SNP analysis has successfully been used to discriminate between Brucella species and to map the geographic distribution and global spread of B. melitensis (18, 39, 41). However, to date there is no official and validated cgMLST scheme for any of the Brucella species. Consequently, the cluster types for specific data and particularly for closely related strains can only be assessed empirically and therefore are subject to variation between laboratories. In order to reliably interpret the results, cutoff values first should be established based on the analysis of a significant number of closely related strains and unrelated strains sharing common or closely related profiles assigned using gold standard typing methods. The analysis of outbreak-related isolates suggested that two independent epidemic clones were circulating in central Italy at the same time. The maximum pairwise distance between isolates within complexes formed by these clones did not exceed 6 genes (cgMLST) or 7 SNPs. These findings highlight the potential criteria necessary for inclusion of an isolate into a brucellosis outbreak cluster that we would therefore suggest to be ≤6 loci in the cgMLST and ≤7 in WGS SNPs analysis.

Jackson et al. argued that a general cutoff value applied in SNPs or cgMLST could not always reliably predict whether samples were epidemiologically related and that isolates with SNP differences ranging from 10 to 30 were frequently linked (42). Thus, we believe that the proposed cutoff values should be taken as a guideline and interpreted in the context of available epidemiological information.

Using a typing approach that offers maximum resolution is particularly important for tracing the spread of a disease during an outbreak. SNP analysis potentially has the highest discriminatory power among the typing methods, as polymorphisms can be discovered in both coding and noncoding regions of the genome. However, the choice of a reference genome can significantly influence the number of identified SNPs and the accuracy of the reconstructed phylogenetic relationships (43). cgMLST relies on the availability of complete, accurately sequenced genomes for the generation of the typing schemes. Inclusion of coding sequences only decreases the number of sites typed in the analysis, but at the same time it facilitates standardization and reproducibility of the analyses as it focuses on a predefined set of genes. In WGS analysis the quality of the reads as well as of the assembly plays a crucial role in achieving reliable cgMLST results. While in our study all samples reached at least 98% of good targets, low-quality assemblies are likely to have a reduced number of good targets and therefore lead to generation of inaccurate results in phylogenetic analysis. We therefore propose that the data with good targets of less than 97% should be taken with caution.

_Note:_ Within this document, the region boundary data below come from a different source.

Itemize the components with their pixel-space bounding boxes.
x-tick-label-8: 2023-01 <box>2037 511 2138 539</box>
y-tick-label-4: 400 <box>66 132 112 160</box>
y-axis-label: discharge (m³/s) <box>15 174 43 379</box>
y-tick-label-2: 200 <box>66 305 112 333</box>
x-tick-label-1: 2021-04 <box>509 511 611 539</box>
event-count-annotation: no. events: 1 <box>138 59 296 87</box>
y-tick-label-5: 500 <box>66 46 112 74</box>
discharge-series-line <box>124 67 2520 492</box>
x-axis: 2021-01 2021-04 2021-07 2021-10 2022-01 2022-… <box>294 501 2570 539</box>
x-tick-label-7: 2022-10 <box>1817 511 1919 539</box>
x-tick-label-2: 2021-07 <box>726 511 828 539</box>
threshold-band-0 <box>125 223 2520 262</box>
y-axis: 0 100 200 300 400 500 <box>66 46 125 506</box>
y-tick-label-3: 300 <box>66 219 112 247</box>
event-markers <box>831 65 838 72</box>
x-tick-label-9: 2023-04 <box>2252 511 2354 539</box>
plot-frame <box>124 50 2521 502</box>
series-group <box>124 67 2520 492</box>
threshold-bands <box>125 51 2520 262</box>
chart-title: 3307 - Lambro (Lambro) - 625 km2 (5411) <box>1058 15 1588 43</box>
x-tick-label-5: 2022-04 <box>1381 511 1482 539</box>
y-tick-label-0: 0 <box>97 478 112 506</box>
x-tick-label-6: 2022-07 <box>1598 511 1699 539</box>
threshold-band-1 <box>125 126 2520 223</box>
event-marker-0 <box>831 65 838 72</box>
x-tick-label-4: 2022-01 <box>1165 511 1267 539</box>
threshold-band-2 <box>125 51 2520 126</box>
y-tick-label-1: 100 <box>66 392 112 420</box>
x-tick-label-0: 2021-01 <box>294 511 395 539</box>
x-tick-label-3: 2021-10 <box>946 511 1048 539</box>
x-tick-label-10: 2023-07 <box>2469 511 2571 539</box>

In conclusion, WGS/NGS data can be used effectively to gain a better understanding of epidemiology and dynamics of Brucella populations and to gather in-depth information which can be used for source tracing in case of outbreaks within animal holdings, zoonotic or foodborne infections, and illegal animal movements. Moreover, WGS data facilitate the assessment of the possible extent of an ongoing outbreak and the reliable prediction of the routes of its spread.

In accordance with the One Health approach, public health agencies can implement WGS to aid in disease control and eradication plans. In our study, both cgMLST and SNP analysis performed well despite the restricted level of B. melitensis genetic diversity, and we demonstrated that the performance of the gene-by-gene approach was comparable to that of the SNP analysis. On the basis of these results, we believe that MLVA-16 typing of B. melitensis in Italy can now be successfully replaced by the more informative WGS analysis.